U.S. corporate earnings are no longer sky-high, with a range of factors starting to cut into margins. The U.S.-China trade war has not made headlines in the same way it did a few weeks and months ago, but the reality is that the impact of tariffs is only growing as costs work their way through supply chains.
“These trade tensions are coming home to roost and they are impacting the fundamentals of the market,” Tally Leger, equity strategist at OppenheimerFunds, told Reuters. “Thanks to trade tariffs we are facing the headwinds of a stronger dollar, higher oil prices, and rising interest rates.”
This week, a slew of disappointing earnings came in. Caterpillar said that tariffs cost the company $40 million in the third quarter, and its share price fell roughly 7.6 percent after it reported its figures. Poor figures also came from 3M and Harley-Davidson, prompting selloffs in their stocks as well. 3M said that tariffs could cost the company $20 million this year, a figure that will balloon to $100 million next year. The results spooked the markets, dragging down equities more broadly. The S&P machinery index was down more than 4 percent in the last two days.
Evidence of a slowdown in China is also becoming apparent. 3M saw sales dip in China, as did PPG Industries, which makes paint and coatings. “We see other signs of slowing in China; the automotive build rates are down significantly and that has a knock-on effect,” Michael Roman, CEO of 3M, said. Sales of cars in China fell 12 percent in September from a year earlier.
A strong dollar is another source of trouble for the global economy. Harley-Davidson said that international sales of its motorcycles were hit by a strong greenback. The Federal Reserve has hiked interest rates multiple times in the last year, and is expected to continue on that course.
The array of problems raise the prospect of peak industrial earnings. Strong GDP figures and a massive corporate tax cut temporarily juiced profits, and earnings could fall to more pedestrian levels, particularly as costs start to creep up. Some analysts think the fears of weaker earnings are overblown, but investors have clearly grown worried about the trajectory of the U.S. economy. And it has been the U.S. that has stood out while much of the rest of the world already began to lose steam. The U.S. cannot defy gravity forever.

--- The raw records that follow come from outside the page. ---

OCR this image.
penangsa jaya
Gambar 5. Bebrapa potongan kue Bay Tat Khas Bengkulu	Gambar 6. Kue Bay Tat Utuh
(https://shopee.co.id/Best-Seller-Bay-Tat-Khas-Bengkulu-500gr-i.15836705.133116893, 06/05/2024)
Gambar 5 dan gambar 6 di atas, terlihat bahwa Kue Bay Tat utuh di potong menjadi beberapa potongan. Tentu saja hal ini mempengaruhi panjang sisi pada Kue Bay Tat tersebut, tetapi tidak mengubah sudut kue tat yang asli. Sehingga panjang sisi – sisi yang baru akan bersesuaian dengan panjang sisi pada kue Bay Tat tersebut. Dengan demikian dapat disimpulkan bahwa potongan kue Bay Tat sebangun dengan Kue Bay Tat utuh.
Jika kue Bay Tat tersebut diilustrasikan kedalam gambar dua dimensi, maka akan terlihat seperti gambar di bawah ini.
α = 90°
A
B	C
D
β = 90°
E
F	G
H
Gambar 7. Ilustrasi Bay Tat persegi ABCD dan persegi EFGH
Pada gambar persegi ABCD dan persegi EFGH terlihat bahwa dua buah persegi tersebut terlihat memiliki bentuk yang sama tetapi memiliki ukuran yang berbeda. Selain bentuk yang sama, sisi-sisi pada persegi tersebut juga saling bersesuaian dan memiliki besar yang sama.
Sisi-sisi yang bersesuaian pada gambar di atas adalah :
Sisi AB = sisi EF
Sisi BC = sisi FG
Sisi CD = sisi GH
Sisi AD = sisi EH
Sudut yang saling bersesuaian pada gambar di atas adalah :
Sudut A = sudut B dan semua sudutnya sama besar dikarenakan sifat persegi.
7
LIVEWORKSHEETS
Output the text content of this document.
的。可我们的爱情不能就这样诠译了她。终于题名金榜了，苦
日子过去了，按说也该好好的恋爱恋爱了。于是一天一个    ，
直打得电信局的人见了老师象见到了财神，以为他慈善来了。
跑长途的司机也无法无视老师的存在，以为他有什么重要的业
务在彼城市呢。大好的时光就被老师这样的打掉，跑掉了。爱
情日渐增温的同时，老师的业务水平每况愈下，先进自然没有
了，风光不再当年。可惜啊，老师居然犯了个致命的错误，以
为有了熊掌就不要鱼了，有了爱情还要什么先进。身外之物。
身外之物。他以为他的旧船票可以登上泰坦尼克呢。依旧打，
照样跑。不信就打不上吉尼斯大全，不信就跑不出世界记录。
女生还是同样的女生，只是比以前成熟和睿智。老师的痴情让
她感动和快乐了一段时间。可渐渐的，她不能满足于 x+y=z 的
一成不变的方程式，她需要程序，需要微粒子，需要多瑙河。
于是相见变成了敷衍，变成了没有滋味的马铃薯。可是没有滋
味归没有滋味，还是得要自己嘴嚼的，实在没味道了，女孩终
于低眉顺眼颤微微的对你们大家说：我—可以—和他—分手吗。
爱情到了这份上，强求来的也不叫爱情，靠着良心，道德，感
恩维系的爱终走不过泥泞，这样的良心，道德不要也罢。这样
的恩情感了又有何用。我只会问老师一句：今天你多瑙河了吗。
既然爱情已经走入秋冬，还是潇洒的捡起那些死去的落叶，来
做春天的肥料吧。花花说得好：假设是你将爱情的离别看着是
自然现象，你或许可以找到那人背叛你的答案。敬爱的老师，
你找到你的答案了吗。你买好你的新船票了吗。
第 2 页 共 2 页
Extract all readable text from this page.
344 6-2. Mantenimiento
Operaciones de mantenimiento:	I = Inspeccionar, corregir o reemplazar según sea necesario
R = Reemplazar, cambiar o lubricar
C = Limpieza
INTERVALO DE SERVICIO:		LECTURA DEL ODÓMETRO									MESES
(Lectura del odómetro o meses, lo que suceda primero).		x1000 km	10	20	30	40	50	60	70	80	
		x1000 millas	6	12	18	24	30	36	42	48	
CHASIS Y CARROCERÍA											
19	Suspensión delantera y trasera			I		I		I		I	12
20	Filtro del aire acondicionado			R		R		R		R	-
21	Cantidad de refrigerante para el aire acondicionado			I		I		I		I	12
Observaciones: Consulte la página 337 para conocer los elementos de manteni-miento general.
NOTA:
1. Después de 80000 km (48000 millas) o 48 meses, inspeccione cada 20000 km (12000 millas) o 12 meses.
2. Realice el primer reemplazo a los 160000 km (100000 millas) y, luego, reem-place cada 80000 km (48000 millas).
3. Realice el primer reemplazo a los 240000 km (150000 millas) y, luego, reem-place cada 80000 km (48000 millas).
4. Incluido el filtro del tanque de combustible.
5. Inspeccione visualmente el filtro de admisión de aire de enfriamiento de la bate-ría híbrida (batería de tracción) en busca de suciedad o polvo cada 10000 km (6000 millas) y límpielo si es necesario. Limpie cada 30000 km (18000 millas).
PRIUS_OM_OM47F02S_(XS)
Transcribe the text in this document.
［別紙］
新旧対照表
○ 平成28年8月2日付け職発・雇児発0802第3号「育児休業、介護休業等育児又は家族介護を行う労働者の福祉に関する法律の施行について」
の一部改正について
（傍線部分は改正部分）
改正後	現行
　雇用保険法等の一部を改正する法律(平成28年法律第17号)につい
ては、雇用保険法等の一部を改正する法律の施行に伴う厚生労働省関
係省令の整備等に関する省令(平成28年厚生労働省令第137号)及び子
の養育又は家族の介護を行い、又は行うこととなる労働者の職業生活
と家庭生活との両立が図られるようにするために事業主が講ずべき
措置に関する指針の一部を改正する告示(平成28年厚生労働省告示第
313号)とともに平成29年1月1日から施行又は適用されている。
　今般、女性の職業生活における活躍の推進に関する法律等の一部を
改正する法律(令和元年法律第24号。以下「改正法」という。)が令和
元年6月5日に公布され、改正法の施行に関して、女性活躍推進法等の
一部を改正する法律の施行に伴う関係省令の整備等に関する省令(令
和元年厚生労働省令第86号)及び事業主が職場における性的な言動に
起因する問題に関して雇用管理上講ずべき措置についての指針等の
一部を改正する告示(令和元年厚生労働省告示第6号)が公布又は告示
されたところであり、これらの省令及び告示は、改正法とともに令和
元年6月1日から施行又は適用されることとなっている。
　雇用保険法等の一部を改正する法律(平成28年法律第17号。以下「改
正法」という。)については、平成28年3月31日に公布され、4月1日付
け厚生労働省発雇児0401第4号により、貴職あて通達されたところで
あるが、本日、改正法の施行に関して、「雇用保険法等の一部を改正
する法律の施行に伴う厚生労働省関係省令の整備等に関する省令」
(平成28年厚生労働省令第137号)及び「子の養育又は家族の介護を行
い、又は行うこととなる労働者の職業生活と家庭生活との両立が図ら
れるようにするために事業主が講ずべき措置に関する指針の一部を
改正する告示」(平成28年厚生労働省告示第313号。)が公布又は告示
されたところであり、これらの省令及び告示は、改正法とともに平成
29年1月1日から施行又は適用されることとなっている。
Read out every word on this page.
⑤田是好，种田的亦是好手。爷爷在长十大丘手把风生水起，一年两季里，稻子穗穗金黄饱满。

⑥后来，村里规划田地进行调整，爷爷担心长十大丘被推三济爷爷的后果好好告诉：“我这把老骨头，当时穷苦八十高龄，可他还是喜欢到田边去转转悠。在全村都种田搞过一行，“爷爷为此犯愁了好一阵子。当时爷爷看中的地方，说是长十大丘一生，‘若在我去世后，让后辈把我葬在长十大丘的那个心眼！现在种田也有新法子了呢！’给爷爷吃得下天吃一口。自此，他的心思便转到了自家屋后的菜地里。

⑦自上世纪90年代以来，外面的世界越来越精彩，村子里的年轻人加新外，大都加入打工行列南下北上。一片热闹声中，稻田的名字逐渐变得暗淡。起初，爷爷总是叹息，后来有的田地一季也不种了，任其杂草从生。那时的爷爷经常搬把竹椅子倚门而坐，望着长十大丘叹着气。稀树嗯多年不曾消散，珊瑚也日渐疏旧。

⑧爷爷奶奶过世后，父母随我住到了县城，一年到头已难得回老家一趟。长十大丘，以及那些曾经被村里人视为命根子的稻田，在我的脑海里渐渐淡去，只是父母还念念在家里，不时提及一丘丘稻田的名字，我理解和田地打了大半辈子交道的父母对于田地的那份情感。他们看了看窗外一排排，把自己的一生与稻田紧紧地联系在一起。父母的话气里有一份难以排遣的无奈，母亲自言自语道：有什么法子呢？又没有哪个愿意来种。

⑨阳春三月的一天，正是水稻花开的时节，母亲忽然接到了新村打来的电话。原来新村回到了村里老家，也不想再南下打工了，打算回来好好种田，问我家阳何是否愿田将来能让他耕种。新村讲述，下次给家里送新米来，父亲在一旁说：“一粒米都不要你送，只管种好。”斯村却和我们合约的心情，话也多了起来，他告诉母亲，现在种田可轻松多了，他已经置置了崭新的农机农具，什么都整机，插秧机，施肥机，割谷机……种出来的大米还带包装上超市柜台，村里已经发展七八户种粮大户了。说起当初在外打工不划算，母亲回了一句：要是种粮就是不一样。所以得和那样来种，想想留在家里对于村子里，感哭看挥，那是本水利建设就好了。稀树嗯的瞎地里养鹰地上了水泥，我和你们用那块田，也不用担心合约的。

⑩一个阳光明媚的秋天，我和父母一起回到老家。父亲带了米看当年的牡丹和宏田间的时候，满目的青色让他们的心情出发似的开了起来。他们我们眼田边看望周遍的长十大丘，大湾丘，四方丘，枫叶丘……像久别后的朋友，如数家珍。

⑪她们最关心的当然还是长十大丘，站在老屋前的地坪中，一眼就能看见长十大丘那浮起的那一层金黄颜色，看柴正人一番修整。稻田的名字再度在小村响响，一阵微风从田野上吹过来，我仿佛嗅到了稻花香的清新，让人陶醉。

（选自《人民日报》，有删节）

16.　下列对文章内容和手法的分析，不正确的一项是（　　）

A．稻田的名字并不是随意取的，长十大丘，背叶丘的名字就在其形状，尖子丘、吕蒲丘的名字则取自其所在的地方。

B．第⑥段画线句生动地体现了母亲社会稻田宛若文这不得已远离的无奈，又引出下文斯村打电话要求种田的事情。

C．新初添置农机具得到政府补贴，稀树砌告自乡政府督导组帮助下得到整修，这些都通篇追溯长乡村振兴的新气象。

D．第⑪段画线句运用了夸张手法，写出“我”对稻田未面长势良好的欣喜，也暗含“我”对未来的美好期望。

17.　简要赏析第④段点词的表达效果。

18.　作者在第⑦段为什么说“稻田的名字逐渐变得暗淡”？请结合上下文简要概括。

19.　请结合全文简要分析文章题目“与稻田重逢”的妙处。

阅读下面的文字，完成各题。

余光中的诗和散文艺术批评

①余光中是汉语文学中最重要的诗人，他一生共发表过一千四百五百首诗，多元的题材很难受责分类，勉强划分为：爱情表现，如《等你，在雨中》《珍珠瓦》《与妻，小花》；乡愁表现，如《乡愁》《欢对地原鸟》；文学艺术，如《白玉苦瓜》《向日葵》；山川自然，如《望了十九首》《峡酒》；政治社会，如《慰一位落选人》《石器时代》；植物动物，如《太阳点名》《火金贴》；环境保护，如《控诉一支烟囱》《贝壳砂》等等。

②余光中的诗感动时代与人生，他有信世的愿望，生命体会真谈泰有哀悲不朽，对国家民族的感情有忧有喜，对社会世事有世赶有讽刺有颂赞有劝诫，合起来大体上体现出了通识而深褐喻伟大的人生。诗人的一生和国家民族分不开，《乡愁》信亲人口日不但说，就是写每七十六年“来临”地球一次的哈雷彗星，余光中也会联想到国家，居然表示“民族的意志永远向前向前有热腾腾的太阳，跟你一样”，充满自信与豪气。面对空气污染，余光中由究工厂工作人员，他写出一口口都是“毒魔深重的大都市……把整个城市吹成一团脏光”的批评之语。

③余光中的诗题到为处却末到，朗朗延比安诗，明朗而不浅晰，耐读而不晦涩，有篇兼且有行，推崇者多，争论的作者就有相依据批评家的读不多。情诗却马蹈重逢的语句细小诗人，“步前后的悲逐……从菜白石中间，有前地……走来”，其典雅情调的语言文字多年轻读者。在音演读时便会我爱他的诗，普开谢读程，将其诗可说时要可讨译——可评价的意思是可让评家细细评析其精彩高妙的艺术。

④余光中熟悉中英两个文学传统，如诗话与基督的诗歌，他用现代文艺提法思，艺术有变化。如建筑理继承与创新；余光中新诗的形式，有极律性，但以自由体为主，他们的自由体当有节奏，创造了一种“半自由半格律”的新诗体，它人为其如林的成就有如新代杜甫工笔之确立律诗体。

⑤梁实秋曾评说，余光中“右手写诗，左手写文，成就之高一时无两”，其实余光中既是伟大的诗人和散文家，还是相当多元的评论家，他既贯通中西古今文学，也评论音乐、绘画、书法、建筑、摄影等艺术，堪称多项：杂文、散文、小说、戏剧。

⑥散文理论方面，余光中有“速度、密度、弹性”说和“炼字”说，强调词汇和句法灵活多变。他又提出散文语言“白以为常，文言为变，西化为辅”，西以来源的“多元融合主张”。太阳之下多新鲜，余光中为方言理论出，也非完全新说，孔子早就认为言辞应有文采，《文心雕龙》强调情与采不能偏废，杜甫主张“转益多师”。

The housing market is also starting to flash warning signs. For the week ending on October 12, the volume of mortgage applications fell by 7.1 percent. Higher interest rates are clearly being felt in housing, pushing homes out of reach for some prospective buyers.
President Trump recognizes the political threat he faces if interest rate hikes spoil the party. “Every time we do something great, he raises the interest rates,” Trump said of Fed Chairman Jerome Powell in an interview with the Wall Street Journal on Tuesday. He “almost looks like he’s happy raising interest rates.” Trump added that it was “too early to say, but maybe” he regrets nominating Powell. Trump complained that “Obama had zero interest rates.”
The economic headwinds are deflating the oil market, where supply tightness has dominated attention for the past few months. Recently, however, some of the supply fears have eased. Saudi Arabia has vowed to cover any supply gap, should it emerge. Inventories continue to rise. The outages in Iran are seem to be less of a concern to traders.
Now demand is becoming a concern. As the global economy slows, particularly in China, consumption could moderate. Brent crude fell by 4 percent on Tuesday amid a broader market selloff.
“The crude oil price action yesterday was clearly impacted by bearish equity markets, falling ten-year interest rates, rising gold prices and a clear risk adverse sentiment,” said Bjarne Schieldrop, chief commodities analyst at SEB.
The next steps are unclear. There will be a tension between the supply losses from Iran, which will serve to tighten the oil market, and the supply gains from U.S. shale and Saudi Arabia. The demand side is decidedly more negative, with economic problems potentially forcing a rethink among forecasters.